We will now inspect all the name elements and see how we can extract these elements from the webpage. We see that there's a class name here (same as above).<br> In a very similar manner as above, we are going to extract the character names.

In [76]:
character_elems = driver.find_elements(By.CLASS_NAME, 'category-page__member-link')

In [77]:
""" 1st character's name. """
character_elems[0].text

'Adalia'

# Extracting All The Characters From All The Books

In [78]:
""" Create driver. """
driver = webdriver.Chrome(ChromeDriverManager().install())

""" Go to the characters in books page. """
page_url = "https://witcher.fandom.com/wiki/Category:Characters_in_the_stories"
driver.get(page_url)

""" Click on Accept cookies. """
time.sleep(3) # Wait for 3 seconds to let the page load fully.
# driver.find_element(By.XPATH, '//div[text()="ACCCEPT"]').click()

""" Find books. """
book_categories = driver.find_elements(By.CLASS_NAME, 'category-page__member-link')

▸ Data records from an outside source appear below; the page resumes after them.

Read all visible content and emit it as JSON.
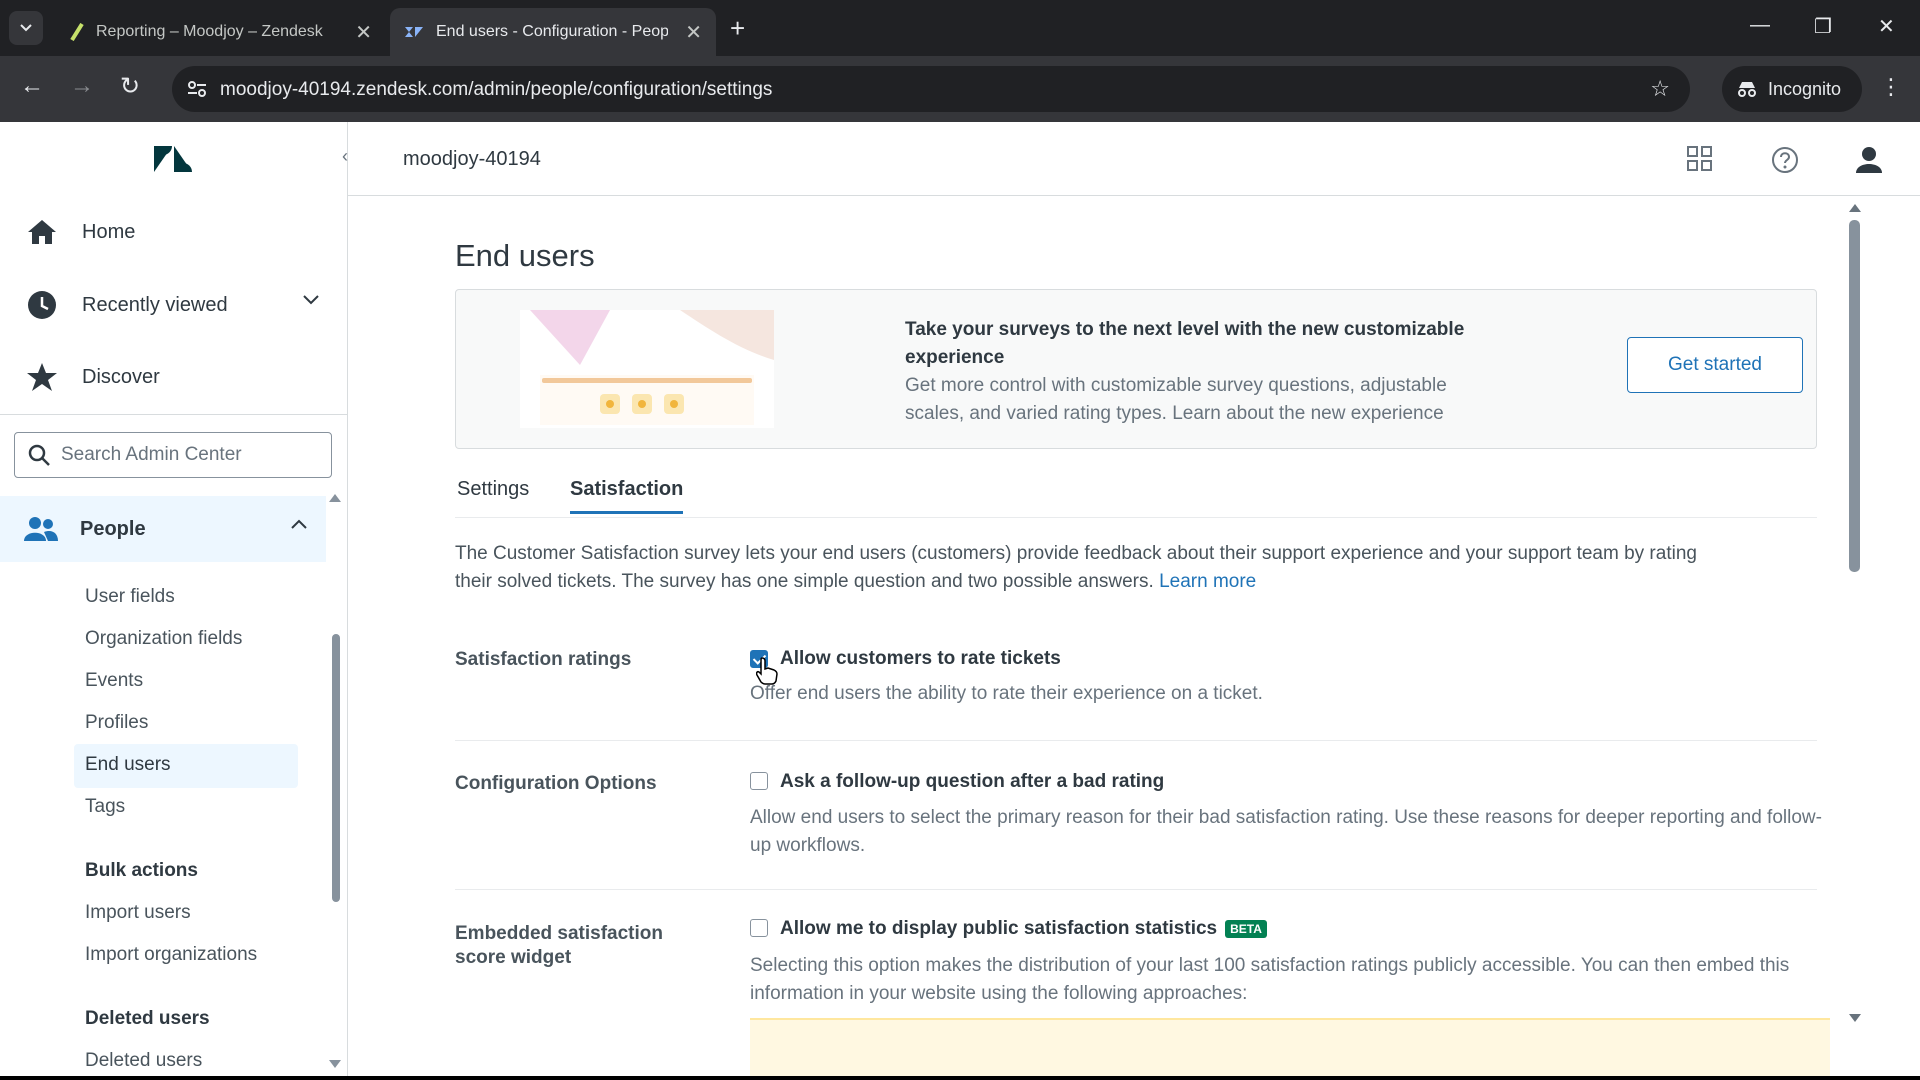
{
  "browser": {
    "tabs": [
      {
        "title": "Reporting – Moodjoy – Zendesk",
        "active": false
      },
      {
        "title": "End users - Configuration - People",
        "active": true
      }
    ],
    "url": "moodjoy-40194.zendesk.com/admin/people/configuration/settings",
    "incognito_label": "Incognito"
  },
  "sidebar": {
    "primary": [
      {
        "label": "Home",
        "icon": "home-icon"
      },
      {
        "label": "Recently viewed",
        "icon": "clock-icon"
      },
      {
        "label": "Discover",
        "icon": "star-icon"
      }
    ],
    "search_placeholder": "Search Admin Center",
    "section": {
      "label": "People",
      "icon": "people-icon"
    },
    "items": [
      "User fields",
      "Organization fields",
      "Events",
      "Profiles",
      "End users",
      "Tags"
    ],
    "active_item": "End users",
    "groups": [
      {
        "heading": "Bulk actions",
        "items": [
          "Import users",
          "Import organizations"
        ]
      },
      {
        "heading": "Deleted users",
        "items": [
          "Deleted users"
        ]
      }
    ]
  },
  "topbar": {
    "account": "moodjoy-40194"
  },
  "page": {
    "title": "End users",
    "banner": {
      "heading": "Take your surveys to the next level with the new customizable experience",
      "body": "Get more control with customizable survey questions, adjustable scales, and varied rating types. Learn about the new experience",
      "button": "Get started"
    },
    "tabs": [
      {
        "label": "Settings",
        "selected": false
      },
      {
        "label": "Satisfaction",
        "selected": true
      }
    ],
    "description": "The Customer Satisfaction survey lets your end users (customers) provide feedback about their support experience and your support team by rating their solved tickets. The survey has one simple question and two possible answers.",
    "learn_more": "Learn more",
    "rows": [
      {
        "label": "Satisfaction ratings",
        "checkbox": "Allow customers to rate tickets",
        "checked": true,
        "hint": "Offer end users the ability to rate their experience on a ticket."
      },
      {
        "label": "Configuration Options",
        "checkbox": "Ask a follow-up question after a bad rating",
        "checked": false,
        "hint": "Allow end users to select the primary reason for their bad satisfaction rating. Use these reasons for deeper reporting and follow-up workflows."
      },
      {
        "label": "Embedded satisfaction score widget",
        "checkbox": "Allow me to display public satisfaction statistics",
        "badge": "BETA",
        "checked": false,
        "hint": "Selecting this option makes the distribution of your last 100 satisfaction ratings publicly accessible. You can then embed this information in your website using the following approaches:"
      }
    ]
  },
  "colors": {
    "accent": "#1f73b7",
    "active_bg": "#edf7ff",
    "beta_badge": "#038153",
    "chrome_dark": "#202124"
  }
}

""" Creating a list of dictionaries of all the book names and their URLs. """
books = []
for category in book_categories:
    book_url = category.get_attribute('href')
    book_name = category.text
    books.append({'book_name': book_name, 'url': book_url})

  driver = webdriver.Chrome(ChromeDriverManager().install())


In [79]:
books

[{'book_name': 'Category:Baptism of Fire characters',
  'url': 'https://witcher.fandom.com/wiki/Category:Baptism_of_Fire_characters'},
 {'book_name': 'Category:Blood of Elves characters',
  'url': 'https://witcher.fandom.com/wiki/Category:Blood_of_Elves_characters'},
 {'book_name': "Godamba Thaess'en",
  'url': 'https://witcher.fandom.com/wiki/Godamba_Thaess%27en'},
 {'book_name': 'Category:Season of Storms characters',
  'url': 'https://witcher.fandom.com/wiki/Category:Season_of_Storms_characters'},
 {'book_name': 'Category:Something Ends, Something Begins characters',
  'url': 'https://witcher.fandom.com/wiki/Category:Something_Ends,_Something_Begins_characters'},
 {'book_name': 'Category:Sword of Destiny characters',
  'url': 'https://witcher.fandom.com/wiki/Category:Sword_of_Destiny_characters'},
 {'book_name': 'Category:Szpony i kły characters',
  'url': 'https://witcher.fandom.com/wiki/Category:Szpony_i_k%C5%82y_characters'},
 {'book_name': 'Category:Tales from the world of The W

In [None]:
character_list = []

for book in books:
    """ Go into the book page. """
    driver.get(book['url'])
    
    """ Extracting the character name elements. """
    character_elems = driver.find_elements(By.CLASS_NAME, 'category-page__member-link')
    for  elem in character_elems:
        character_list.append({'book': book['book_name'], 'character': elem.text})

In [None]:
""" Creating a Pandas DataFrame. """
character_df = pd.DataFrame(character_list)
character_df

# Which book has the highest number of characters?

In [None]:
""" Installing matplotlib """
!pip3 install matplotlib

In [None]:
""" Checking the total number of values (value_counts) of all the books. """
import matplotlib.pyplot as plt
character_df['book'].value_counts().plot(kind="bar")
plt.show()

The Lady of the Lake and Time of Contempt has the highest number of characters in all of the books!